Just around two thirds of all Formula 1 World Champions were or are European drivers.
United Kingdom still leads the way with 14 world titles (obtained by 10 different drivers), but Germany is closing the gap due to the best ever mark of Michael Schumacher (7 world titles) and the 4 recent ones of Vettel’s.
Other 5 European countries (Austria, Finland and France all with 4, Italy -3, Spain -2 (both Alonso’s) ) complete the remaining 17 of 41 European drivers’ titles in Formula 1. The first champion was Giuseppe Farina of Italy in 1950.

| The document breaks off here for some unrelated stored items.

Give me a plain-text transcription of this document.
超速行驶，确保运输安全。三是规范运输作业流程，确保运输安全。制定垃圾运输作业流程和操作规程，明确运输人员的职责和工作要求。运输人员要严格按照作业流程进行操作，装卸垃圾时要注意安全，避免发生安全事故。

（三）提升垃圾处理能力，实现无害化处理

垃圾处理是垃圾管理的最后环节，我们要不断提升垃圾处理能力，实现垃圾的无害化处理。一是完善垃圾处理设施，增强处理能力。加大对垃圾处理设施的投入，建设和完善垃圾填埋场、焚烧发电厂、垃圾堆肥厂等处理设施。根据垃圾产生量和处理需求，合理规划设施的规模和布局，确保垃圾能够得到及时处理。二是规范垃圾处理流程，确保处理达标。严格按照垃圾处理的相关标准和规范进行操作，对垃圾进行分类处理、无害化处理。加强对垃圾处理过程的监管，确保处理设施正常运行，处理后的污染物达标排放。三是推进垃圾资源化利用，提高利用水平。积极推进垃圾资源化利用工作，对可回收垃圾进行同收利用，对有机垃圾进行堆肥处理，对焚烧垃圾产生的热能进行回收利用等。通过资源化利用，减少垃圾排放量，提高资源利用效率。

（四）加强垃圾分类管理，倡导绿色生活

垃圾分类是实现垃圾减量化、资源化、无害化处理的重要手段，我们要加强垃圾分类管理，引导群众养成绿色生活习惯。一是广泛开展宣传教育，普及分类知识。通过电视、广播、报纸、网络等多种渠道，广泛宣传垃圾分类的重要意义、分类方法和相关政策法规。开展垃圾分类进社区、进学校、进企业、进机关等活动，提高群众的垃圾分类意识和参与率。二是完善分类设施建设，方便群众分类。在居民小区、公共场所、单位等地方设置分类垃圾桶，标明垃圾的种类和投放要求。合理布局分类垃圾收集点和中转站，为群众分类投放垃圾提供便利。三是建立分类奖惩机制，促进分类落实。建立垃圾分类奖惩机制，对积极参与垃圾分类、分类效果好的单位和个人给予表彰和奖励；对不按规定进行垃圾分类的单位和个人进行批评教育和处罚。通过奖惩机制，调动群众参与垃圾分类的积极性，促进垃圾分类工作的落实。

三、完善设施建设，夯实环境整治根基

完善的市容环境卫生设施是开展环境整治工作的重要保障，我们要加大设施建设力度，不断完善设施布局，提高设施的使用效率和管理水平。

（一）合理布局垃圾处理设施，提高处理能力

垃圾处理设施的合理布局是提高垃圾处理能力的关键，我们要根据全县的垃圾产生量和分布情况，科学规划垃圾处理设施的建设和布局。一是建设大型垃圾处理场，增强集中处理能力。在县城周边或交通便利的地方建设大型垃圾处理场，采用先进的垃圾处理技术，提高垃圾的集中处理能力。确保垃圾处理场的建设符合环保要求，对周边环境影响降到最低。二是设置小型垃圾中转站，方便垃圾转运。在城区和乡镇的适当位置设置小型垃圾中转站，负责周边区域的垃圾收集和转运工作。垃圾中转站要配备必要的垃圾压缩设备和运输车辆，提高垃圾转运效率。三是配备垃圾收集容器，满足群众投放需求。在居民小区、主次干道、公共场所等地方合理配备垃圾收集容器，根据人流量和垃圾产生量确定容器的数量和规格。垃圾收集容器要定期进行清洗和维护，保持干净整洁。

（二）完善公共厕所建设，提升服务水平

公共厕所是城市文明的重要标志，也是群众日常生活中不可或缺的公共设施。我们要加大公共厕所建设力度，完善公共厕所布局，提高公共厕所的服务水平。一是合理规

The Americas have collected a total of 16 world titles, 8 of them belonging to brazilian drivers (Emerson Fittipaldi 2 and Nelson Piquet and Ayrton Senna both with 3). Other 5 came from the very early beginnings of F1 with Argentinian Juan Manuel Fangio grabbing five world titles in the 1950s, the last in 1957 at the age of 46 made and makes him, in contrast to Vettel that was the youngest, the oldest driver to become world champion. The remaining 3 belong to USA (2) and Canadian drivers.
But two other continents also have their names in the hall of fame of F1. Oceania, mainly due to Australian Sir Jack Brabham 3 titles collects 5 world titles and Africa 1 by the skilled driving hands of South African Jody Sheckter (1979, with a Ferrari).
In what respects Constructors and Engines Ferrari still leads the way with 15 world titles in both, respectively tree and two more than Mclaren (12) and Ford (13).